Monday, Jan. 05, 1959
Teen Commandments
In the world of pop music--which is bluesy and sometimes boozy, rocking and often shocking--Singer Pat Boone, 24, stands out as an exemplary type. While earning a reported $750,000 a year, he lives modestly in suburban Teaneck, NJ. with the wife he married at 19 and their four daughters. While recording such jukebox hits as Lone Letters in the Sand and Friendly Persuasion, he attended Columbia University (majoring in speech) and last June graduated magna cum laude. Though a Tennessee-raised descendant of rugged Daniel Boone, he does not drink, smoke or cuss. On occasion he gives guest sermons to Church of Christ congregations across the country.

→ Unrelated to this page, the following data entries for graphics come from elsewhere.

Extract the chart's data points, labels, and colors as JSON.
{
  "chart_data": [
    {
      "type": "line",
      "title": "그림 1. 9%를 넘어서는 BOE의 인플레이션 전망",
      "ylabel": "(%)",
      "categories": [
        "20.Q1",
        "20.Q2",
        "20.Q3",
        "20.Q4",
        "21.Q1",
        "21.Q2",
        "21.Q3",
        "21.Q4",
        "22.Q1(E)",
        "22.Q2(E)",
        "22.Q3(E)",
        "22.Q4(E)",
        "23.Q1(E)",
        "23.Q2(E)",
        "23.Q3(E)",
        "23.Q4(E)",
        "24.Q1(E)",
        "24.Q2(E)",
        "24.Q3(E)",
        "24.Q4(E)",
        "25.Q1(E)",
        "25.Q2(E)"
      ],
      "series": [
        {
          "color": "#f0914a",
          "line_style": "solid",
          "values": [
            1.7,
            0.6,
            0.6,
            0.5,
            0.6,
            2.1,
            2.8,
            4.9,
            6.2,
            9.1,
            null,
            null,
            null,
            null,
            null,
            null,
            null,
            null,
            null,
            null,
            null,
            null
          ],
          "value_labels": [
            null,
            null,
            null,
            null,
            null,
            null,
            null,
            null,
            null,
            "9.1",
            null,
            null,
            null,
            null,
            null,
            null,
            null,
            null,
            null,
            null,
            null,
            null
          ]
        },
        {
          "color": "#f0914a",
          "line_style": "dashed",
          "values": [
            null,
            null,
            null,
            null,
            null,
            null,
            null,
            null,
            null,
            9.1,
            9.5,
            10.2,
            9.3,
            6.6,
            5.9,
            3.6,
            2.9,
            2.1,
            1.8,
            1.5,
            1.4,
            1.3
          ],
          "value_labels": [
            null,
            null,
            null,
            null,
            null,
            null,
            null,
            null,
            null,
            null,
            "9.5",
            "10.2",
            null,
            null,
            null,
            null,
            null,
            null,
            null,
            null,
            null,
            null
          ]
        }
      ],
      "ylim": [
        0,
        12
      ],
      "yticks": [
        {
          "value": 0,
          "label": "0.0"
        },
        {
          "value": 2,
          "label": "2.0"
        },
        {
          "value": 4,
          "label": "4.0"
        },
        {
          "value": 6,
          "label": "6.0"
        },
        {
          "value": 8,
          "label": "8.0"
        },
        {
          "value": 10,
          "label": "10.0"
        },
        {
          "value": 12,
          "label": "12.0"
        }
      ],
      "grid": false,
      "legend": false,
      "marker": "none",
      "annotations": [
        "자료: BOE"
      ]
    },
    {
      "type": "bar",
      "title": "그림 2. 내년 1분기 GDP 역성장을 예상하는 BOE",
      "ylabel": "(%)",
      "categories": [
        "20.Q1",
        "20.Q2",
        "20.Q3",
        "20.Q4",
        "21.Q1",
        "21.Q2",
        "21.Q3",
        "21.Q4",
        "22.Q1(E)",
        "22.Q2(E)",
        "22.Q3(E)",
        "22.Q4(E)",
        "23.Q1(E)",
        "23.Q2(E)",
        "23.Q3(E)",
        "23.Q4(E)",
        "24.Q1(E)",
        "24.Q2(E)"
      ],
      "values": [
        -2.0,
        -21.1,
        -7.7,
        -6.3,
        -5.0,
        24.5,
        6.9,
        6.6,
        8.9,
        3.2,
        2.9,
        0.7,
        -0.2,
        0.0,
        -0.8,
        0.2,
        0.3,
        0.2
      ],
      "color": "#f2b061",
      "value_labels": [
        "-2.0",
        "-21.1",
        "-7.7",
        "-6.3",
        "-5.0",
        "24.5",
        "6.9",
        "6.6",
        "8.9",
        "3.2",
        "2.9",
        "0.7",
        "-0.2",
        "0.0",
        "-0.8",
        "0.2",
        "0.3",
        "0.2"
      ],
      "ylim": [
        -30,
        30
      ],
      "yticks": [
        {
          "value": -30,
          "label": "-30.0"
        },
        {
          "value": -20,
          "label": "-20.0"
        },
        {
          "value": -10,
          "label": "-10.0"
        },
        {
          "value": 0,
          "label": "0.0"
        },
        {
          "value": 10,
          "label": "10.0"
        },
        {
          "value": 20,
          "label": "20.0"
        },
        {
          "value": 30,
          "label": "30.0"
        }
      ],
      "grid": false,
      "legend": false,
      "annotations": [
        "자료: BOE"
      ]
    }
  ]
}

Last summer, while shooting his third movie (Mardi Gras) in Hollywood, Pat wrote a sun-drenched book: 'Twixt Twelve and Twenty (Prentice-Hall; $2.95). By last week its call for healthy-mindedness among "my friends out there in Teen-age Land" was influencing so many of them (or their Lolita-stunned parents) that the book had become a major bestseller.
Milk & Jam. "I didn't become a good Christian overnight," Pat advises. "In fact, I got my last spanking when I was 17." It was administered by strong-willed Mama Boone with her ever-ready sewing-machine belt, "both of us leaning over the bathtub." For this walloping and many before, Pat is grateful: "We all thought Mama the greatest, and I tell her now that she can spank me any time she likes."
Mama began taking Pat to church when he was six weeks old, later gave him a daily cross: milking the family cow. At first, chasing Rosemary across plusher neighbors' lawns was an excruciating embarrassment. But Pat soon learned "that people were not as interested in what I had or what I wore as in what I was . . . It healed me of a lot of insecurity to find out that if my cow gave people a laugh, I was doing them a favor."
To help restless kids enjoy the present ("Jam Today"), Pat soberly urges them to act their ages. They can become "useful, happy, well-adjusted individuals," he says, if they make out a check list of "maturity" goals that he uses himself. Its divisions: Spiritual (follow the Bible, "the best, truest--the only"); Social (follow the Golden Rule, or "treat Joe the way you'd like him to treat you"); Mental ("New ideas and theories, new inventions, new concepts, new knowledge itself, come from thinkers. You might think about that for a while"); Physical ("I can remember that Daddy always smelled great after he'd showered and shaved and was ready for work"); Financial ("Right now is the time to start developing sound financial practices").
Give & Get. As for what Boone calls "April Love" (the title of one of his big record hits), he concedes that he himself played spin-the-bottle at 13 and, perhaps too impetuously, eloped at 19. Currently he takes a sternly parental view: "We all know that indiscriminate kissing, dancing in the dark, hanging around in cars, late dates at this early stage can lead to trouble. And that you miss a lot of fun with the nicer play-by-the-rules crowd . . . Kissing is not a game. Believe me ... Kissing for fun is like playing with a beautiful candle in a roomful of dynamite!"
In his own "Happy Home Corporation," Parent Boone expects his kids to be friendly friends--"sincere, honest, loyal, trustworthy, good company, consistently thoughtful and dependable." He hopes they remember that "You cannot get to heaven on your parents' ticket," and that money is only "a symbol of gratitude" for services rendered. "If you're not getting enough," says Teen-Age Philosopher Boone, "try giving a little more."
Another effort by pop-music makers to improve their teen-age fans: a bestselling disk featuring assorted rock 'n' roll stars and entitled The Teen Commandments as sung to a funereal rock 'n' roll beat:
1) Stop and think before you drink.
2) Don't let your parents down; they brought you up.
3) Be humble enough to obey. You will be giving orders yourself some day.
4) At the first moment, turn away from unclean thinking--at the first moment.
5) Don't show off driving. If you want to race go to Indianapolis.
6) Choose a date who would make a good mate.
7) Go to church faithfully. The Creator gives you the week; give him back an hour.
8) Choose your companions carefully. You are what they are.
9) Avoid following the crowd. Be an engine--not a caboose.
10) Or even better--keep the original Ten Commandments.